Most donors and politicians are more sophisticated than to offer flat-out bribes. Elected officials, donors and lobbyists long ago learned to speak in code they understand but sounds innocuous to the public. In the case of Glass-Steagall, the bankers and their backers didn’t say they wanted to make gajillions while leaving taxpayers on the hook for bailouts when the bankers’ bets went bad. No, what they talked about publicly was “modernizing” antiquated banking laws.
A more recent example is the work of the man who Los Angeles Times columnist Michael Hiltzik dubbed the “influential billionaire in national politics.” He’s not one of the Koch Brothers or Adelson. He’s former Nixon Commerce secretary and retired hedge fund mogul Pete Peterson, who has spent $457 million in the past 5 years in a campaign to convince the politicians and public that “entitlements” are in crisis and need to be cut. He has gathered around him leading politicians, intellectuals and corporate CEOs. What do all they share? The conviction that if there’s a problem with the federal budget, those who are most vulnerable economically should have to suffer to fix it.

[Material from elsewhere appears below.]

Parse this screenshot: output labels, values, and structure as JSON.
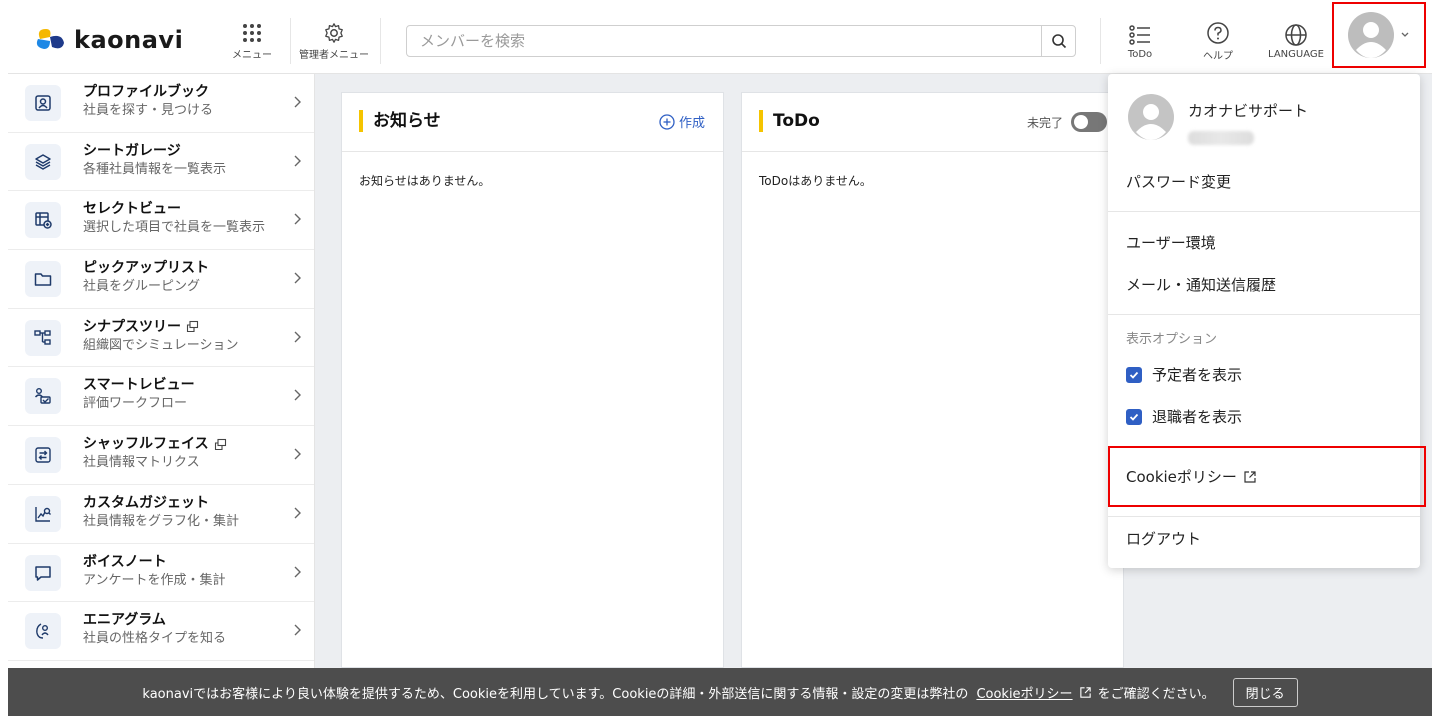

That’s why we end up with our current debate and the “fiscal cliff” focused on the government deficit, not creating jobs and repairing the housing mess.
That’s why we end with a political debate that somehow manages to equate cuts to badly needed social programs for people still hurting from the recession with tax increases for the nation’s wealthiest.
Peterson isn’t focused on the result of one election or one skirmish in the battle over the safety net. He’s in it for the long haul.
As for Adelson, he is learning from his 2012 mistakes so he can invest his millions more successfully in pursuit of his anti-government agenda.
While President Obama has criticized the Citizens United ruling and supported a constitutional amendment to overturn it, neither he nor the Democrats are about do without their mega-donors and super-PACs in the meantime, nor are they about to make money in politics it a priority.
In this atmosphere, will the president keep his promises to fight for the interests of the middle class for increased economic security and better jobs?
The politicians’ chase for the big money is like the nuclear arms race of the 1950s and 60s between the U.S. and Russia, which both sides acknowledged was a disaster for their economies. Neither side was willing to give up. Meanwhile, more and more of the expensive, dangerous weapons were stockpiled. There’s an important difference, however: our politicians and corporate chieftains have grown fatter on the current money race in politics. The ones who are facing a dire threat to our existence are the rest of us.